At the same time, the coffee price is balancing each day affected by the farmers’ efforts to overcome various obstacles including coffee rust, low productivity and even plantation extinction due to diseases and other challenges. In 2013, the epidemics eliminated up to 37% of the coffee harvest. Nicaraguan farmers faced the same problems and were left without 20%of their coffee harvest. The consequences were catastrophic resulting in $300,000,000 losses.

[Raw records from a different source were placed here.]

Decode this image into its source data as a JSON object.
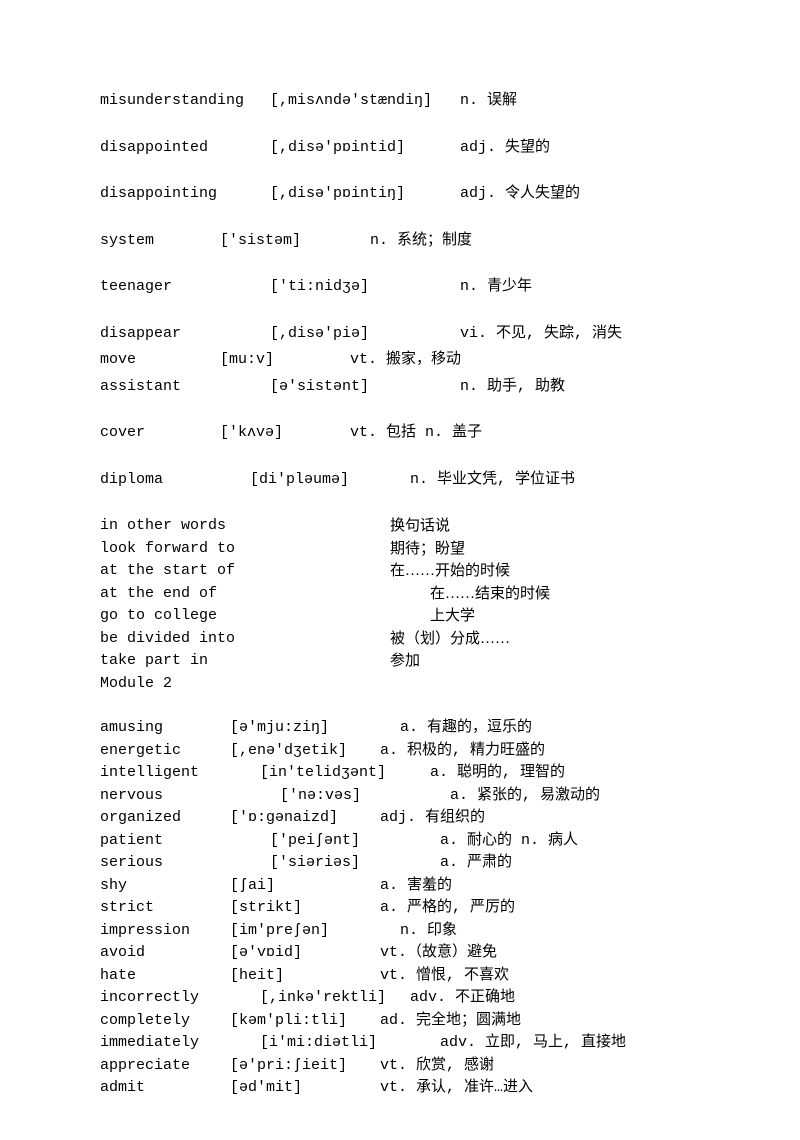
{
  "section1": [
    {
      "word": "misunderstanding",
      "phon": "[,misʌndə'stændiŋ]",
      "def": "n. 误解",
      "wlpad": 0,
      "plpad": 0
    },
    {
      "word": "disappointed",
      "phon": "[,disə'pɒintid]",
      "def": "adj. 失望的",
      "wlpad": 0,
      "plpad": 0
    },
    {
      "word": "disappointing",
      "phon": "[,disə'pɒintiŋ]",
      "def": "adj. 令人失望的",
      "wlpad": 0,
      "plpad": 0
    },
    {
      "word": "system",
      "phon": "['sistəm]",
      "def": "n. 系统；制度",
      "wlpad": 0,
      "plpad": 0,
      "ww": 120,
      "pw": 150
    },
    {
      "word": "teenager",
      "phon": "['ti:nidʒə]",
      "def": "n. 青少年",
      "wlpad": 0,
      "plpad": 0
    },
    {
      "word": "disappear",
      "phon": "[,disə'piə]",
      "def": "vi. 不见, 失踪, 消失",
      "wlpad": 0,
      "plpad": 0,
      "tight": true
    },
    {
      "word": "move",
      "phon": "[mu:v]",
      "def": "vt. 搬家，移动",
      "wlpad": 0,
      "plpad": 0,
      "ww": 120,
      "pw": 130,
      "tight": true
    },
    {
      "word": "assistant",
      "phon": "[ə'sistənt]",
      "def": "n. 助手, 助教",
      "wlpad": 0,
      "plpad": 0
    },
    {
      "word": "cover",
      "phon": "['kʌvə]",
      "def": "vt. 包括 n. 盖子",
      "wlpad": 0,
      "plpad": 0,
      "ww": 120,
      "pw": 130
    },
    {
      "word": "diploma",
      "phon": "[di'pləumə]",
      "def": "n. 毕业文凭, 学位证书",
      "wlpad": 0,
      "plpad": 0,
      "ww": 150,
      "pw": 160
    }
  ],
  "phrases": [
    {
      "phrase": "in other words",
      "def": "换句话说",
      "dlpad": 0
    },
    {
      "phrase": "look forward to",
      "def": "期待；盼望",
      "dlpad": 0
    },
    {
      "phrase": "at the start of",
      "def": "在……开始的时候",
      "dlpad": 0
    },
    {
      "phrase": "at the end of",
      "def": "在……结束的时候",
      "dlpad": 40
    },
    {
      "phrase": "go to college",
      "def": "上大学",
      "dlpad": 40
    },
    {
      "phrase": "be divided into",
      "def": "被（划）分成……",
      "dlpad": 0
    },
    {
      "phrase": "take part in",
      "def": "参加",
      "dlpad": 0
    }
  ],
  "module_title": "Module 2",
  "section2": [
    {
      "word": "amusing",
      "phon": "[ə'mju:ziŋ]",
      "def": "a. 有趣的，逗乐的",
      "wpad": 0,
      "ppad": 0,
      "dpad": 20
    },
    {
      "word": "energetic",
      "phon": "[,enə'dʒetik]",
      "def": "a. 积极的, 精力旺盛的",
      "wpad": 0,
      "ppad": 0,
      "dpad": 0
    },
    {
      "word": "intelligent",
      "phon": "[in'telidʒənt]",
      "def": "a. 聪明的, 理智的",
      "wpad": 0,
      "ppad": 30,
      "dpad": 20
    },
    {
      "word": "nervous",
      "phon": "['nə:vəs]",
      "def": "a. 紧张的, 易激动的",
      "wpad": 0,
      "ppad": 50,
      "dpad": 20
    },
    {
      "word": "organized",
      "phon": "['ɒ:gənaizd]",
      "def": "adj. 有组织的",
      "wpad": 0,
      "ppad": 0,
      "dpad": 0
    },
    {
      "word": "patient",
      "phon": "['peiʃənt]",
      "def": "a. 耐心的 n. 病人",
      "wpad": 0,
      "ppad": 40,
      "dpad": 20
    },
    {
      "word": "serious",
      "phon": "['siəriəs]",
      "def": "a. 严肃的",
      "wpad": 0,
      "ppad": 40,
      "dpad": 20
    },
    {
      "word": "shy",
      "phon": "[ʃai]",
      "def": "a. 害羞的",
      "wpad": 0,
      "ppad": 0,
      "dpad": 0
    },
    {
      "word": "strict",
      "phon": "[strikt]",
      "def": "a. 严格的, 严厉的",
      "wpad": 0,
      "ppad": 0,
      "dpad": 0
    },
    {
      "word": "impression",
      "phon": "[im'preʃən]",
      "def": "n. 印象",
      "wpad": 0,
      "ppad": 0,
      "dpad": 20
    },
    {
      "word": "avoid",
      "phon": "[ə'vɒid]",
      "def": "vt.（故意）避免",
      "wpad": 0,
      "ppad": 0,
      "dpad": 0
    },
    {
      "word": "hate",
      "phon": "[heit]",
      "def": "vt. 憎恨, 不喜欢",
      "wpad": 0,
      "ppad": 0,
      "dpad": 0
    },
    {
      "word": "incorrectly",
      "phon": "[,inkə'rektli]",
      "def": "adv. 不正确地",
      "wpad": 0,
      "ppad": 30,
      "dpad": 0
    },
    {
      "word": "completely",
      "phon": "[kəm'pli:tli]",
      "def": "ad. 完全地；圆满地",
      "wpad": 0,
      "ppad": 0,
      "dpad": 0
    },
    {
      "word": "immediately",
      "phon": "[i'mi:diətli]",
      "def": "adv. 立即, 马上, 直接地",
      "wpad": 0,
      "ppad": 30,
      "dpad": 30
    },
    {
      "word": "appreciate",
      "phon": "[ə'pri:ʃieit]",
      "def": "vt. 欣赏, 感谢",
      "wpad": 0,
      "ppad": 0,
      "dpad": 0
    },
    {
      "word": "admit",
      "phon": "[əd'mit]",
      "def": "vt. 承认, 准许…进入",
      "wpad": 0,
      "ppad": 0,
      "dpad": 0
    }
  ]
}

In other words, we can witness the increased price per cup in the nearest future due to tougher labor conditions and new challenges for the corporations. We should also mention the possibility of Arabica extinction by 2080. The entire coffee market can be left without 60% of coffee supplies turning the industry into a less perspective niche for investors despite it is now at its development peak.
Extended Coffee Geography
Considering all the above-mentioned, we have a number of fast food and coffee chains aimed at covering more economic space in a short and medium-term period to make a couple of extra bucks.
For example, Telepizza is a popular Spanish fast-food operator. The brand is currently aimed at entering the Iranian market with its chain of 200 trade spots and venues. They plan to run their campaign for 10 years. The situation with Western chains has been rather tough recently due to political issues and revolution. However, it is currently improving creating a unique economic environment featuring some fake brands like Pizza Hut and Mash Donalds. Sanction abortion leaves plenty of opportunities for various European brands to take leading positions in the market including coffee segment as a defining niche for maximum revenue.
Some other major brands are aimed at conquering new markets. Focus Brands will enter the Chinese market introducing its Cinnabon and Auntie Anne’s confectionary chains. Burger King looks towards South-East Asia through Bangladesh. The company already has its representation in India and Pakistan.
The Russian market has turned into a battlefield where gas station chains are competing with fast food chains. The first ones appear to be more successful when it comes to coffee sales growth as well as entering new isolated and remote regions covering more market space.
The first half of 2016 appeared to be rather successful for “Gazprom Neft”, which is the fourth largest oil producing company in Russia. Its coffee revenue was 1 billion rubles according to the Regional Sales Director Alexander Krylov:
The situation launches the revolution in managers’ minds creating the new generation of retailers that have recently been used to the fact that oil firms 25% of GDP. Three years of efforts combined with the implementation of BMS Coffee Control system for remote coffee machine monitoring and maintenance let Russian brands bear fruit today.
It looks like Russians will eventually stop being the nation that drinks instant coffee the most in the nearest future. The European model of coffee consumption is becoming more and more popular. It will eventually define the customers’ behavior in its full swing.